Re: RARA-AVIS: Neo-noir ?

From: Mark Sullivan (
Date: 27 Mar 2003

miker wrote:

"A gut-level feeling would place Willeford's WILD WIVES, even though it was 1956, in with Woodrell's GIVE US A KISS, but would class Ellroy's BLACK DAHLIA among the older. Like I said, this is just a gut-level feeling. I can't really explain the difference, except that maybe that fate seems to be playing a bigger joke on the protagonist in the neo-noir. But that doesn't hold a lot of water. That sorta ironic humor is in the old stuff, too."

That's an interesting question, miker. Is there more to the label
"neo-noir" than simply marking a generational divide? I think there is, but I haven't given great thought to defining it from within.

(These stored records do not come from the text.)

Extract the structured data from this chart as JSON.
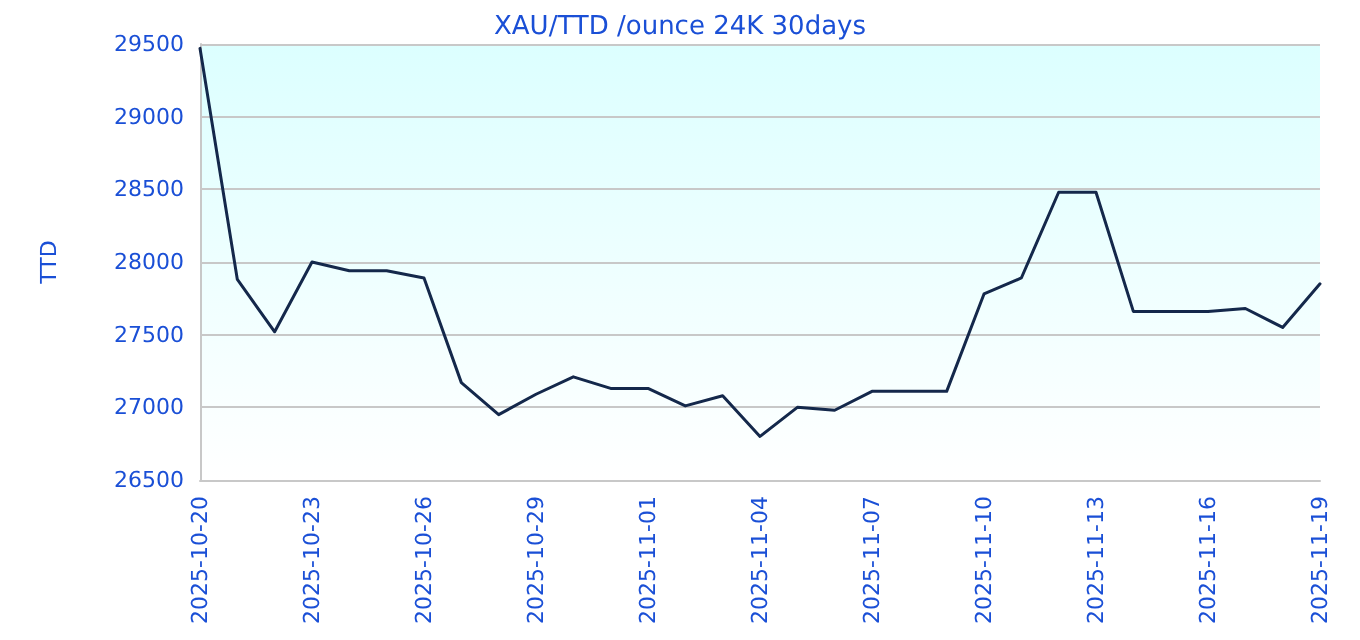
{
  "chart_data": {
    "type": "line",
    "title": "XAU/TTD /ounce 24K 30days",
    "ylabel": "TTD",
    "x": [
      "2025-10-20",
      "2025-10-21",
      "2025-10-22",
      "2025-10-23",
      "2025-10-24",
      "2025-10-25",
      "2025-10-26",
      "2025-10-27",
      "2025-10-28",
      "2025-10-29",
      "2025-10-30",
      "2025-10-31",
      "2025-11-01",
      "2025-11-02",
      "2025-11-03",
      "2025-11-04",
      "2025-11-05",
      "2025-11-06",
      "2025-11-07",
      "2025-11-08",
      "2025-11-09",
      "2025-11-10",
      "2025-11-11",
      "2025-11-12",
      "2025-11-13",
      "2025-11-14",
      "2025-11-15",
      "2025-11-16",
      "2025-11-17",
      "2025-11-18",
      "2025-11-19"
    ],
    "series": [
      {
        "color": "#14284b",
        "values": [
          29470,
          27880,
          27520,
          28000,
          27940,
          27940,
          27890,
          27170,
          26950,
          27090,
          27210,
          27130,
          27130,
          27010,
          27080,
          26800,
          27000,
          26980,
          27110,
          27110,
          27110,
          27780,
          27890,
          28480,
          28480,
          27660,
          27660,
          27660,
          27680,
          27550,
          27850
        ]
      }
    ],
    "xlim": [
      "2025-10-20",
      "2025-11-19"
    ],
    "xticks": [
      "2025-10-20",
      "2025-10-23",
      "2025-10-26",
      "2025-10-29",
      "2025-11-01",
      "2025-11-04",
      "2025-11-07",
      "2025-11-10",
      "2025-11-13",
      "2025-11-16",
      "2025-11-19"
    ],
    "ylim": [
      26500,
      29500
    ],
    "yticks": [
      26500,
      27000,
      27500,
      28000,
      28500,
      29000,
      29500
    ],
    "grid": "y",
    "marker": "none",
    "line_style": "solid"
  }
}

Just off the top of my head, though, I would certainly place Ellroy's work, especially his historical works like Black Dahlia in the neo-noir category. In my reading, Ellroy is writing as much about the genre of noir as he is writing a noir story. I think that's how I would distinguish the neo from the noir, an author's examination of the genre while working within it.

This goes beyond a simple awareness of the genre in which one is writing/reading. You can be aware of the genre and use that awareness to perfectly satisfy it or you can examine it. Charles Willeford, James Sallis, Jack O'Connell, James Crumley and, to a lesser extent, George Pelecanos, along with many others are actively engaging many of the bedrock notions of hardboiled literature -- ideas of manhood, doing what's got to be done, uses and costs of violence, the role of the loner, etc. Even Loren Estleman can be neo-noir to the degree that he notes Amos Walker's most traditional attributes are now anachronisms, that Walker is a man out of his time. Of course, Altman's adaptation of The Long Goodbye takes this notion even further.

I must admit that this idea of auteurs' awareness making for a break is close to Jim D's claim that awareness brought the death of film noir, with which I argued at length. The difference is that I don't believe that noir died, but that it split off. One of those splits is neo-noir. It's noir's sometimes ungrateful bastard child.